Plants Migrate North As Temperatures Rise
Faced with global warming, plants are heading for the hills.
A study of 171 forest species in Western Europe shows that most of them are shifting their favored locations to higher, cooler spots.
For the first time, research can show the "fingerprints of climate change" in the distribution of plants by altitude, and not only in sensitive ecosystems, said Jonathan Lenoir of AgroParisTech in Nancy, France.
His team found "a significant upward shift of species optimum elevation, the altitude where species are the most likely to be found over their whole elevation range."
Indeed, comparing the distribution of species between 1905 and 1985 with their distribution between 1986 and 2005 showed a shift upward of 95 feet per decade, researchers led by Lenoir report in Friday's edition of the journal Science.
The team studied the preferred location of plants from sea level up to more than 8,500 feet in six regions in France. AgroParisTech is the agricultural branch of the Paris Institute of Technology.
This shows that the effects of climate change are being felt in all areas, not just mountain summits and polar regions, explained co-author Pablo Marquet of the Pontifical Catholic University of Chile.
Unlike animals, of course, plants can't just pick up and move in search of a better home.
But plant species do move, as seeds that are spread tend to grow better in one place than another - in this case at higher elevations in preference to lower ones.
Quickest to relocate, not surprisingly, were plants such as herbs, ferns and mosses with shorter life spans and faster reproduction cycles, the researchers said. Not so fleet were large woody plants that reproduce more slowly.
In fact, long-lived plants like trees that reproduce slowly are more threatened by climate change because they can't quickly relocate, Lenoir said.
Herbs, by having a short life cycle, have had several generations while trees have had just one, noted co-author Jean-Claude Gegout of AgroParisTech.
The plants studied tended to be the most common ones in the mountain forests of France, Lenoir said, allowing the researchers to collect the largest possible amount of information.
Of the 171 species studied, 118 moved uphill and 53 edged downward, the researchers said.
"Individual species behave differently, but as a whole the set of species we studied shows a clear and significant response associated to a shift in their distribution upwards," Lenoir said in an interview via e-mail.

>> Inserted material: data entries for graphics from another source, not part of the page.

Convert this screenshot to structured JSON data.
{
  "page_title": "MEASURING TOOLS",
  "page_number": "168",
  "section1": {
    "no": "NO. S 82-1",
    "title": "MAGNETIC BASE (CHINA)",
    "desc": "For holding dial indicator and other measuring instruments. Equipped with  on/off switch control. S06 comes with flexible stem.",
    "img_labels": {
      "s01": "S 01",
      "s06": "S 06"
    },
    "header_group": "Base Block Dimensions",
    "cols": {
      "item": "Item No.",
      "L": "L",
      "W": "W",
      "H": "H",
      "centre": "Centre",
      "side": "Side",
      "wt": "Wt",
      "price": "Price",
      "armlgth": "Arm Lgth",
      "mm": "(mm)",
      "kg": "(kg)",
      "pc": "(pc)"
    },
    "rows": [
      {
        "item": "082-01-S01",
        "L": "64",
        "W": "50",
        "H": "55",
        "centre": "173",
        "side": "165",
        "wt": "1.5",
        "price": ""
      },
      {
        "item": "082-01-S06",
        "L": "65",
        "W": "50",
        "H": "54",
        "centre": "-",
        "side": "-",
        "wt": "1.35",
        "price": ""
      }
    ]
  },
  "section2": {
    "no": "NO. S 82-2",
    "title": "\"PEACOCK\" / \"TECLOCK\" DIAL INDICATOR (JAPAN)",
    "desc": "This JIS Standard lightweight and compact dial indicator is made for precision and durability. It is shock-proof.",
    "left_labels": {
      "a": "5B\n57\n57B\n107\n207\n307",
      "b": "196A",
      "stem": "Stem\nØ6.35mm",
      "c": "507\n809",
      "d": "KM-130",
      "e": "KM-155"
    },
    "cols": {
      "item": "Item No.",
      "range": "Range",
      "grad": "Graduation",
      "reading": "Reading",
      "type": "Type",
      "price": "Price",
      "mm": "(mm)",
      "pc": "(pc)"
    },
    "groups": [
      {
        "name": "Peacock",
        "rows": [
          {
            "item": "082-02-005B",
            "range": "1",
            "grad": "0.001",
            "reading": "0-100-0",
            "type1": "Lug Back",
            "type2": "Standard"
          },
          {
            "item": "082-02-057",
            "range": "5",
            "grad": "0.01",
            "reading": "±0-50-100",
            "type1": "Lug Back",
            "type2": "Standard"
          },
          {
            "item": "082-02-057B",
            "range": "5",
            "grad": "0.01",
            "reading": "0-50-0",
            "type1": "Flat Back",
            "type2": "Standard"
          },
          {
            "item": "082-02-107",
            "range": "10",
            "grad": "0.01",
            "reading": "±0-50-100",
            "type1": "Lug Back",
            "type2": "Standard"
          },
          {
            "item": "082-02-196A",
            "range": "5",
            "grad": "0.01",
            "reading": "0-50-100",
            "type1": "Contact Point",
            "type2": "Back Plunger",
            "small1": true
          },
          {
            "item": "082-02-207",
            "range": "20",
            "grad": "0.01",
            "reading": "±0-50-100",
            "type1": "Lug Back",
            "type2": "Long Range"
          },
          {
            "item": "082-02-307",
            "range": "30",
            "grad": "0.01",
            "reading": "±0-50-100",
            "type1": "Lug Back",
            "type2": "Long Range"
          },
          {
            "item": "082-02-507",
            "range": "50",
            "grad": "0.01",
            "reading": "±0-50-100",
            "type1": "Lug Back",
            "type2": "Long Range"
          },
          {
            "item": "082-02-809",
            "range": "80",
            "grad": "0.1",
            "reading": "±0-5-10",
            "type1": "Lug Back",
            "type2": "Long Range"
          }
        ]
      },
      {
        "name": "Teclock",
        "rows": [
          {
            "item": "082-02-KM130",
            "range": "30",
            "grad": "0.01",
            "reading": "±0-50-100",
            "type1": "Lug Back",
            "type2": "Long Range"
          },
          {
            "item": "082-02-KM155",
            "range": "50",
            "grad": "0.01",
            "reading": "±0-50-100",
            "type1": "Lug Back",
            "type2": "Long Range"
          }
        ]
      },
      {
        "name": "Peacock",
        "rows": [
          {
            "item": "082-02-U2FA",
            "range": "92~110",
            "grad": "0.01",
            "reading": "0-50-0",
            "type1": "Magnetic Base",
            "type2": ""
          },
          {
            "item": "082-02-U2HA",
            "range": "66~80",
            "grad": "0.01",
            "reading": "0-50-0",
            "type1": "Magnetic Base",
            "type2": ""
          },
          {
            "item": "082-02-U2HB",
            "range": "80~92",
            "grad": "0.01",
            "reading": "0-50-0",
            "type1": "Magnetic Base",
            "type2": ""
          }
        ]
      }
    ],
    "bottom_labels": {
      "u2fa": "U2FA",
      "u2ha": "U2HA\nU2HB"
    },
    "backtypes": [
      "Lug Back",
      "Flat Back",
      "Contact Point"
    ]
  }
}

There are a number of possible local reasons for some plants to shift downhill, he said, but the aim of the study was to look at large-scale change and not specific plant species.
"The most important result of our study is that among our 171 species, most are shifting upward," Lenoir said.
To calculate the upward advance of 95 feet per decade the team compared optimum plant locations in 1993 and 1971. The average location of plants from 1905 to 1985 occurred in 1971, while 1993 marked the average locations between 1986 and 2005.
Linda Mearns, a senior scientist at the U.S. National Center for Atmospheric Research, called the study "an important contribution to the growing literature documenting the effects of climate change."
"The fact that the authors are looking at the shift in the spatial core of the range, and not only the shifts at the boundaries of the ranges, makes the research particularly valuable," said Mearns, who was not part of the research team.
In a separate paper, Jeremy Collie of the University of Rhode Island reports that there has been a shift over nearly 50 years in the fish present in Narragansett Bay and Rhode Island Sound.
"While we're catching more fish now, we're also catching smaller fish," said Collie, "and that corresponds with how the preferred temperatures of the fish here have changed. The fish community now is dominated by warm-water adapted species compared with what we started with."
Water temperature in the bay is up about three degrees Fahrenheit since 1959, and the preferred temperature of the fish caught in the trawls has also increased by that amount, he said.
"That seems to be direct evidence of global warming," he said. "It's hard to explain any other way."
His findings appear in the July issue of the Canadian Journal of Fisheries and Aquatic Sciences.